DAVE'S HOUSE

A Brief Chat about Alan Sugar... sort of


Monday, 4th May, 2020


Following on from yesterday, here's the guy responsible for the Amstrad PPC512:

The Lord Sugar

You'll notice he's dressed, "a bit funny," as he himself might say. To all you non-Brits out there, the clothes he's wearing might be described as the trappings of true success, and that's what he, and others like him, wear on those special occasions in the House of Lords where the ebb and flow of its itinerant denizens stops ebbing and flowing while they remind themselves and everybody else how lucky we Brits are to live and work in a country that values tradition. How much longer that tradition will continue to be valued is very much open to question, but let's save that one for another time.

You might not be too surprised to know that many Brits consider the House of Lords to be an anachronism worth destroying. And it must be true, because various political commentators have been telling us for years how much better off we'd all be if we replaced the House of Lords with another House of Lords and called it a Senate, or something similar, and how that would solve all our problems. Hooray!!! Total rubbish, of course, as any perusal of the World's political systems will tell you.

And Alan Sugar, in my opinion, is concrete proof that our system works.

"Oh no," I hear you cry. Dave's an Alan Sugar fanboy. Sorry to disabuse you of your opinion, but I've never met him, so I haven't got a clue what he's like when the cameras stop rolling. But I have read this:

Alan Sugar- The Amstrad Story

Published back in 1991, when he was 'just' an extremely successful businessman and not the man of influence many think they know today. It's a very readable biography which illustrates what it takes to be like him. A bloody hard worker who employed other bloody hard workers to work bloody long hours and get paid bloody well for it. And if you don't do that, you're out, or 'fired' as he likes to say these days. There's nothing new about that, as other business related biographies I've read have shown me. And I'm taking it at more or less face value because even though it's a simplified portrayal, there is some criticism in there, too. He's clearly not an easy person to get along with and he does make mistakes. In other words, a surprisingly ordinary guy, extraordinary story or not.

Amstrad is short for Alan M Sugar Trading and that, as the book explains, was a common naming practice for traders that supplied London's Tottenham Court Road shops back in the sixties. If you walk down that road today, you won't see all that much. If you'd had the privilege of walking down it back in the 80's you'd have seen a fair few windows of hi-fi's and computers. I get the impression that another 20 years earlier would have provided a more full on electronics 'this and that' shopping experience. Great. But how did any of that lead Alan to where he is today? Floating his company on the stock exchange was certainly a big help. You lose some control but get an awful lot of cash. Kind of like winning the lottery but a lottery where you have some control over the odds.
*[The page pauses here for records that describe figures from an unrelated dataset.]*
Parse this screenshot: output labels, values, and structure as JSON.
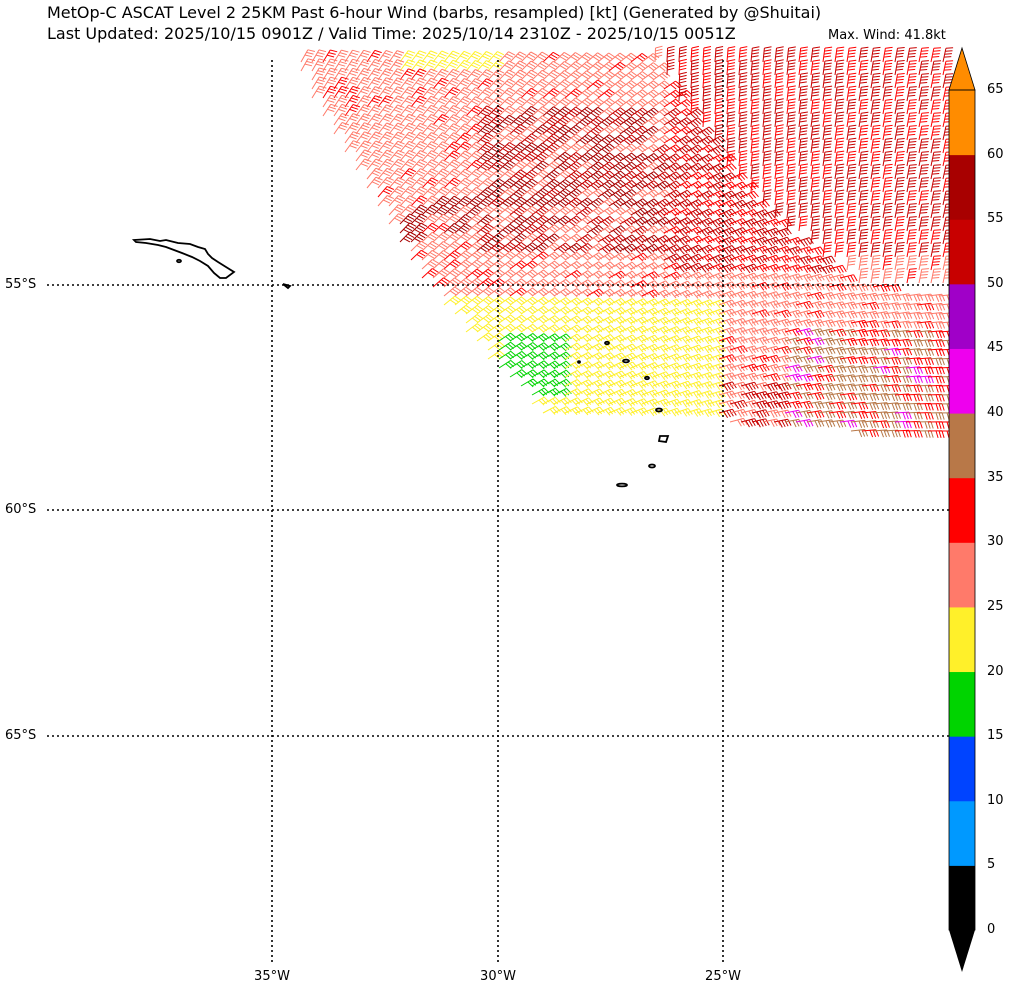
{
  "title_line1": "MetOp-C ASCAT Level 2 25KM Past 6-hour Wind (barbs, resampled) [kt] (Generated by @Shuitai)",
  "title_line2": "Last Updated: 2025/10/15 0901Z / Valid Time: 2025/10/14 2310Z - 2025/10/15 0051Z",
  "max_wind": "Max. Wind: 41.8kt",
  "lat_labels": [
    "55°S",
    "60°S",
    "65°S"
  ],
  "lon_labels": [
    "35°W",
    "30°W",
    "25°W"
  ],
  "colorbar": {
    "ticks": [
      "0",
      "5",
      "10",
      "15",
      "20",
      "25",
      "30",
      "35",
      "40",
      "45",
      "50",
      "55",
      "60",
      "65"
    ],
    "colors": [
      "#000000",
      "#0099ff",
      "#0044ff",
      "#00d400",
      "#fff02a",
      "#ff7a6a",
      "#ff0000",
      "#b87848",
      "#ee00ee",
      "#a000c8",
      "#c80000",
      "#a80000",
      "#ff8c00"
    ]
  },
  "barb_colors": {
    "20-25": "#fff02a",
    "15-20": "#00d400",
    "25-30": "#ff7a6a",
    "30-35": "#ff0000",
    "35-40": "#b87848",
    "40-45": "#ee00ee",
    "50-55": "#c80000",
    "55-60": "#a80000"
  }
}
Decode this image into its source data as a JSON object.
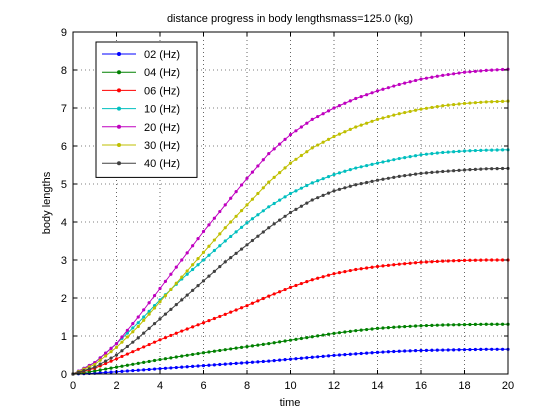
{
  "chart_data": {
    "type": "line",
    "title": "distance progress in body lengthsmass=125.0 (kg)",
    "xlabel": "time",
    "ylabel": "body lengths",
    "xlim": [
      0,
      20
    ],
    "ylim": [
      0,
      9
    ],
    "xticks": [
      "0",
      "2",
      "4",
      "6",
      "8",
      "10",
      "12",
      "14",
      "16",
      "18",
      "20"
    ],
    "yticks": [
      "0",
      "1",
      "2",
      "3",
      "4",
      "5",
      "6",
      "7",
      "8",
      "9"
    ],
    "grid": true,
    "legend_position": "top-left",
    "x": [
      0,
      1,
      2,
      3,
      4,
      5,
      6,
      7,
      8,
      9,
      10,
      11,
      12,
      13,
      14,
      15,
      16,
      17,
      18,
      19,
      20
    ],
    "series": [
      {
        "name": "02 (Hz)",
        "color": "#0000ff",
        "values": [
          0,
          0.02,
          0.06,
          0.1,
          0.14,
          0.18,
          0.22,
          0.26,
          0.3,
          0.34,
          0.39,
          0.44,
          0.49,
          0.53,
          0.57,
          0.6,
          0.62,
          0.63,
          0.64,
          0.65,
          0.65
        ]
      },
      {
        "name": "04 (Hz)",
        "color": "#008000",
        "values": [
          0,
          0.08,
          0.18,
          0.28,
          0.38,
          0.47,
          0.56,
          0.64,
          0.72,
          0.8,
          0.89,
          0.98,
          1.07,
          1.14,
          1.2,
          1.24,
          1.27,
          1.29,
          1.3,
          1.31,
          1.31
        ]
      },
      {
        "name": "06 (Hz)",
        "color": "#ff0000",
        "values": [
          0,
          0.15,
          0.4,
          0.65,
          0.9,
          1.13,
          1.35,
          1.57,
          1.8,
          2.05,
          2.28,
          2.48,
          2.64,
          2.75,
          2.83,
          2.89,
          2.94,
          2.97,
          2.99,
          3.0,
          3.0
        ]
      },
      {
        "name": "10 (Hz)",
        "color": "#00bfbf",
        "values": [
          0,
          0.3,
          0.8,
          1.35,
          1.95,
          2.5,
          3.0,
          3.5,
          3.98,
          4.4,
          4.75,
          5.03,
          5.25,
          5.42,
          5.55,
          5.67,
          5.77,
          5.83,
          5.87,
          5.89,
          5.9
        ]
      },
      {
        "name": "20 (Hz)",
        "color": "#bf00bf",
        "values": [
          0,
          0.3,
          0.8,
          1.5,
          2.25,
          3.0,
          3.75,
          4.45,
          5.15,
          5.8,
          6.3,
          6.7,
          7.0,
          7.25,
          7.45,
          7.62,
          7.76,
          7.86,
          7.94,
          7.99,
          8.02
        ]
      },
      {
        "name": "30 (Hz)",
        "color": "#bfbf00",
        "values": [
          0,
          0.25,
          0.7,
          1.25,
          1.9,
          2.55,
          3.2,
          3.85,
          4.45,
          5.05,
          5.55,
          5.95,
          6.25,
          6.5,
          6.7,
          6.85,
          6.97,
          7.06,
          7.12,
          7.16,
          7.18
        ]
      },
      {
        "name": "40 (Hz)",
        "color": "#404040",
        "values": [
          0,
          0.18,
          0.5,
          0.95,
          1.45,
          1.95,
          2.45,
          2.95,
          3.4,
          3.85,
          4.25,
          4.58,
          4.82,
          4.98,
          5.1,
          5.2,
          5.28,
          5.33,
          5.37,
          5.4,
          5.41
        ]
      }
    ]
  }
}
But that's not enough. You need to get famous, and a good way for a businessman to do that back in the 80's, was to make something like this:

Amstrad CPC-464

That was released back in 1984 and would have set you back 299 quid. More on it here: Amstrad CPC-464

It looks a bit of a joke or at least somewhat idiosyncratic, and certainly if I'd bought that instead of the micro I did actually buy, it would have been less likely to work today. But then my micro cost another hundred and £399 was a lot of cash back then. Enough cash to buy genuine quality. And I still needed extra on top for a monitor.

In other words, that machine was easy to buy because you got everything all-in for a good price, just like those old music centres. It was a tough decision, but I made the right one for me and sometimes I'll dig out my BBC Micro and write a recursive function or two. Not many early 80's micros allow you to write that kind of code and the CPC-464 wasn't one of them. Nonetheless, having just read through it's command list, Locomotive BASIC on the CPC-464 was still an excellent BASIC for it's day. Certainly much better than those of the Sinclair and Commodore machines it actually competed with. And in some ways better even than the very highly regarded BBC BASIC, too.

So, no. It looks like a joke, but it wasn't and that's not surprising because it's pretty clear from that book that Lord Sugar never jokes about business. There's too much money and people's lives on the line to be messing about. That was a serious machine for it's class.

So, what's so serious about those coloured buttons? Apparently, Alan liked his music centres to look flashy. A 'mugs eyeful', according to that book. And I guess that's what we're seeing here. A mugs eyeful for people who weren't mugs, conceived by a guy who's no mug and who kept on making mugs eyefuls, and that's why he's in the House of Lords. I'm not sure how many other countries there are where that would have happened to a guy like Alan, or even how many other countries where a guy like Alan would be allowed to even exist. A guy who wasn't born with a silver spoon in his mouth and didn't kill people to get one.